Background
Health related quality of life (HRQoL) is a crucial outcome metric used in settings from clinical trials [
1,
2] to population health surveillance [
3‐
7]. The Veterans Rand questionnaire (VR) is a multi-attribute generic instrument measuring patient-reported HRQoL. The instrument has a long (VR-36) and a short form (VR-12), both measuring a physical component summary (PCS
VR) and a mental component summary (MCS
VR). The VR-36 also is comprised of eight scales, which correspond closely to the Medical Outcome Study (MOS) Short Form 36 version 1.0 (SF-36, [
8‐
10]).
The VR instruments were created to address the veteran population in the United States (US) [
11]. The Veterans Health Administration (VHA) is a national health care system, which serves over nine million military veterans in the US. It is one of the largest integrated health care systems in the US. This patient population has special medical needs, is older, poorer, sicker (with more diseases than veterans nationally) and has a higher percentage of men than the general adult population [
12‐
14]. The creation of the VR instruments has been previously documented [
13‐
16] and shown to be valid for the VA population [
13,
17‐
27] as well as other general US populations [
28‐
35]. The English-language VR instruments have become an integral part of registries [
36] and studies of National U.S. health programs [
18,
37,
38] including the evaluation of the Medicare Advantage Program by the Centers for Medicare and Medicaid Services (CMS). Advantages of the VR instruments include their validity in older and sicker populations, their availability (all instruments are in the public domain) and their strong psychometric properties across different and wide-ranging socio-demographic and clinical groups.
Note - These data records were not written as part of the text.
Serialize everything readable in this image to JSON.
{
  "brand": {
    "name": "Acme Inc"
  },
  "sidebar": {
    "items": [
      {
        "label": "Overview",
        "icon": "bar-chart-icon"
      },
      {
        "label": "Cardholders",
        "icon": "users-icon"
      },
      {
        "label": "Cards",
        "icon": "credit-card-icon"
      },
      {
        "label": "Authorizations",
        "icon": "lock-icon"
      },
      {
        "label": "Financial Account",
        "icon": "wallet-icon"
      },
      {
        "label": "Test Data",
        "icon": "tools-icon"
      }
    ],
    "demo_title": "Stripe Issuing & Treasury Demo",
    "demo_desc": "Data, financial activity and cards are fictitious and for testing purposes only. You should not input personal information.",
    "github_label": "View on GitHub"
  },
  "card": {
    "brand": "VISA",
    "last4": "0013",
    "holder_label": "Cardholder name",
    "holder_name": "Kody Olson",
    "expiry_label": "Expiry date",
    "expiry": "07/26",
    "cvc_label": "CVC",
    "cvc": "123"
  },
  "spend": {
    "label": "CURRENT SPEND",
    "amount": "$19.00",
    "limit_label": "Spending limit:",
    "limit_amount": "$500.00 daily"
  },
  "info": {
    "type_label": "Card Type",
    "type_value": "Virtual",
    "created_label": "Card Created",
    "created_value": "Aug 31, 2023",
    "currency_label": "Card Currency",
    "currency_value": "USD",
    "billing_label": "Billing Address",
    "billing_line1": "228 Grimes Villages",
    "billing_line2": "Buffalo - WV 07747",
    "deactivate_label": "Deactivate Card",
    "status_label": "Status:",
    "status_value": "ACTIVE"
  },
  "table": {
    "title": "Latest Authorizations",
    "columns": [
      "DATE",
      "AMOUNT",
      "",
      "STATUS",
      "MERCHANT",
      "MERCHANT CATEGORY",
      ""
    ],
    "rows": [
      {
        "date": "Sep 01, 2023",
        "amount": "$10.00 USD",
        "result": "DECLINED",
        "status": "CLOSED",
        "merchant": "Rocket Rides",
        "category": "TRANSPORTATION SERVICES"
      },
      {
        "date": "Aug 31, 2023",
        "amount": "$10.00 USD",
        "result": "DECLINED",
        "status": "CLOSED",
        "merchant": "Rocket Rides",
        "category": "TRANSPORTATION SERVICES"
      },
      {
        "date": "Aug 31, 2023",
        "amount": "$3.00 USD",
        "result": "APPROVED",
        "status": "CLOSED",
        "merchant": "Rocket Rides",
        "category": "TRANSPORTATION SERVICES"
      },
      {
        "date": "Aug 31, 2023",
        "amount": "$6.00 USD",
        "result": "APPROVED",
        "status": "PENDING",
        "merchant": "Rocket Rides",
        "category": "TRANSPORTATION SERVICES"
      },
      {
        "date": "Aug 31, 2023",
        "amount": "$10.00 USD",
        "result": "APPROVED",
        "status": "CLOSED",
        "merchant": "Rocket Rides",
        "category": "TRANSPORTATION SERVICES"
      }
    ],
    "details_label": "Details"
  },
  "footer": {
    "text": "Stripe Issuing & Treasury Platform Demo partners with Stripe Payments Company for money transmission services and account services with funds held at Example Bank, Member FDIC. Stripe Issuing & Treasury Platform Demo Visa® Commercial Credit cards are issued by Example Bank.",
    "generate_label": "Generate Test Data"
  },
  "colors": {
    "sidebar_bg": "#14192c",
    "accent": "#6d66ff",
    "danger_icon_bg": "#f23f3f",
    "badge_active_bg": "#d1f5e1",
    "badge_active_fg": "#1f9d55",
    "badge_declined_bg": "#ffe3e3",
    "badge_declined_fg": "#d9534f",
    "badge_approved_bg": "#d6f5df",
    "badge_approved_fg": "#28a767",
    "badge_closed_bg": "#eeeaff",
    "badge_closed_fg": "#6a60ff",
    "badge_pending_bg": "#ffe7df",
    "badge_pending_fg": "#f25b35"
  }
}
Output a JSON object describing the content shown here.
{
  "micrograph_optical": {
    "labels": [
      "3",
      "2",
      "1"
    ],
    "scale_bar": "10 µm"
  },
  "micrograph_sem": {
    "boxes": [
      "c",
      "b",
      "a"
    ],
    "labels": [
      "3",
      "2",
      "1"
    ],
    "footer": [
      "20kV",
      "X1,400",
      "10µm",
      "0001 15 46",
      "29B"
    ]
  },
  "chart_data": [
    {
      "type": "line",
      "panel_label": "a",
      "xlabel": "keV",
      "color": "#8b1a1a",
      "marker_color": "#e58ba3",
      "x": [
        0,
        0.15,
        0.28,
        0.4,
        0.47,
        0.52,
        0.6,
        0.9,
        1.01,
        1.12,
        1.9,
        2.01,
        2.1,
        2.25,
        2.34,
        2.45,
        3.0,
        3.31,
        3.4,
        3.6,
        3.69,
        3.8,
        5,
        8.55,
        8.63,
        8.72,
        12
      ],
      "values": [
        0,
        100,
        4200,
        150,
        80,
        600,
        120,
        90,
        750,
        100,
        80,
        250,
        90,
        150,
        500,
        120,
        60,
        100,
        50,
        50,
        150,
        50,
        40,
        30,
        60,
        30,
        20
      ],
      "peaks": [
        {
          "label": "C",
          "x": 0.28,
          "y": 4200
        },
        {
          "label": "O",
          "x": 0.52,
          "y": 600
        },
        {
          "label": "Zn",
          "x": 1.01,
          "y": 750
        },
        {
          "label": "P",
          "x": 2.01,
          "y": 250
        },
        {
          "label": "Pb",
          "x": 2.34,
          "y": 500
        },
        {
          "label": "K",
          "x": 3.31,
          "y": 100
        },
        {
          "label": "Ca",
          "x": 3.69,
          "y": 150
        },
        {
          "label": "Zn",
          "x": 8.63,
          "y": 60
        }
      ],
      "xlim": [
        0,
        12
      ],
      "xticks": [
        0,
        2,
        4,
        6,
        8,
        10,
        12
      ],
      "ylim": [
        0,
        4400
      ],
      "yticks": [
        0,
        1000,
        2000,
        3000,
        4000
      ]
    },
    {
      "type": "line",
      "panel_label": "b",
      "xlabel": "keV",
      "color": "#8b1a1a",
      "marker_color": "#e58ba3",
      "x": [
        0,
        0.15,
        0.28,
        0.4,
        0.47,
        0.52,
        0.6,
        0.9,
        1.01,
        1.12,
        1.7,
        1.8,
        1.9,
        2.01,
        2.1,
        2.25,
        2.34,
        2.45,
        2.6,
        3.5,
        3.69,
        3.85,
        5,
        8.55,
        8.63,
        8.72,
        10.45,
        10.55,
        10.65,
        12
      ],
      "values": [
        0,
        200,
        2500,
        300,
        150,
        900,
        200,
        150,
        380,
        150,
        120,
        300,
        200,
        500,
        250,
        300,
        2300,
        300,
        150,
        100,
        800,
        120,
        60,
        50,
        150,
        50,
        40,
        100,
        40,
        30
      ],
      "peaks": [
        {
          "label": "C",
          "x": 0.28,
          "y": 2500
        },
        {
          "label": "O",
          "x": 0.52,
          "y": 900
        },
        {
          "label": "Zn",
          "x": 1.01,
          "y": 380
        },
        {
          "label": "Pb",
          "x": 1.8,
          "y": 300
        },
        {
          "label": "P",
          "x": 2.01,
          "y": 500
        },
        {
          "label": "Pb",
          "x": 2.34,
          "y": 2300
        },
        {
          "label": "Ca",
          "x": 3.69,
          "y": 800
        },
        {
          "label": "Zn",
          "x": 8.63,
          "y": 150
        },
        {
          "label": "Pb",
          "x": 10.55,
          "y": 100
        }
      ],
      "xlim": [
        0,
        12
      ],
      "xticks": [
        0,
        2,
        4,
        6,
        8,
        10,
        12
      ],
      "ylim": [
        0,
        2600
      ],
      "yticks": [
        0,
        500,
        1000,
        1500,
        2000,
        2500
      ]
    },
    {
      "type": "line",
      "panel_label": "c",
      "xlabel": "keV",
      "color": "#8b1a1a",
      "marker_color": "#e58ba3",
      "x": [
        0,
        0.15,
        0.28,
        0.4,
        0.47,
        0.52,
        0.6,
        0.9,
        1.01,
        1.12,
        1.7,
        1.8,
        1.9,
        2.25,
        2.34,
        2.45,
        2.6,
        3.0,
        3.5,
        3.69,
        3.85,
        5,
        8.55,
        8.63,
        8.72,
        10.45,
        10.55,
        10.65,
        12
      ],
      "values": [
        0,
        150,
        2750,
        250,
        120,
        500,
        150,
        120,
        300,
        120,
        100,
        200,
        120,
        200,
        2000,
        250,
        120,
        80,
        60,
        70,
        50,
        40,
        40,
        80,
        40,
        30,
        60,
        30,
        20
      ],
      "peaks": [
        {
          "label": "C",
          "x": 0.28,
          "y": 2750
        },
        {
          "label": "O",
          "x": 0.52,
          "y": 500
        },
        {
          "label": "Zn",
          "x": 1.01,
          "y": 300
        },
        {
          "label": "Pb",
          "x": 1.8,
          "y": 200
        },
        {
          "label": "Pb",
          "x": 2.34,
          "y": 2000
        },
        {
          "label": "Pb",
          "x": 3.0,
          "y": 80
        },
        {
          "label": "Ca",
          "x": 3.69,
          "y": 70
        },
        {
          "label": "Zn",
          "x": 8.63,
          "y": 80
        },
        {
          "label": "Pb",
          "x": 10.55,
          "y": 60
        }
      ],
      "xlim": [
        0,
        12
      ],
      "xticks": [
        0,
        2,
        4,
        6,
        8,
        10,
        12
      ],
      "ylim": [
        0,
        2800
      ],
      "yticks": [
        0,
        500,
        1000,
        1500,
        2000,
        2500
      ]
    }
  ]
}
In this study, we translated and culturally adapted the VR-36 into the German language (Germany) and validated the VR-36 and VR-12 in a population of German patients undergoing inpatient rehabilitation. The German VR-36 and VR-12 were comprehensively validated and compared to the SF-36 and SF-12 in inpatient populations of orthopedic and psychosomatic rehabilitation patients (the two largest clinical indications of German inpatient rehabilitation patients).
The SF-36 and the SF-12 are considered gold standards of self-assessed generic health instruments and they have been extensively distributed and used across a wide range of countries, populations and purposes. They are recommended for measuring patient outcomes in the medical rehabilitation setting in Germany [
39‐
42]. Since the field of medical rehabilitation has been one of the most common applications of the SF-36 in the German-speaking countries, it was important to compare the measurement properties of the VR instruments to the SF-instruments in this setting.
Measures
In addition to the VR and SF instruments, the patient questionnaires contained several other self-report measures. These measures were chosen to correspond to the eight scales and the summary scores of the VR instruments in order to validate the VR instruments.
The EQ-5D-5L questionnaire is an internationally widely used preference-based measure of self-assessed health [
44‐
46]. The questionnaire measures impairments in five dimensions of health using five items, each with five levels of impairments, and a thermometer-like visual analogue scale (EQ VAS). The values of the five items can be converted into a preference-based single utility index. In the present study, index values were calculated using the German tariff [
47].
The Centers for Disease Control and Prevention (CDC) “Healthy Days” is a generic HRQoL questionnaire containing four items measuring self-rated health and the number of disability days (out of the last 30) due to physical and mental health or limitations in activities [
48,
49]. The instrument is valid and reliable [
48].
The Hannover Functional Abilities Questionnaire (HFAQ) is a 12-item generic measure of (physical) functional ability of daily activities [
50‐
52]. Each item has three levels of functioning. All items can be combined to an additive summary score.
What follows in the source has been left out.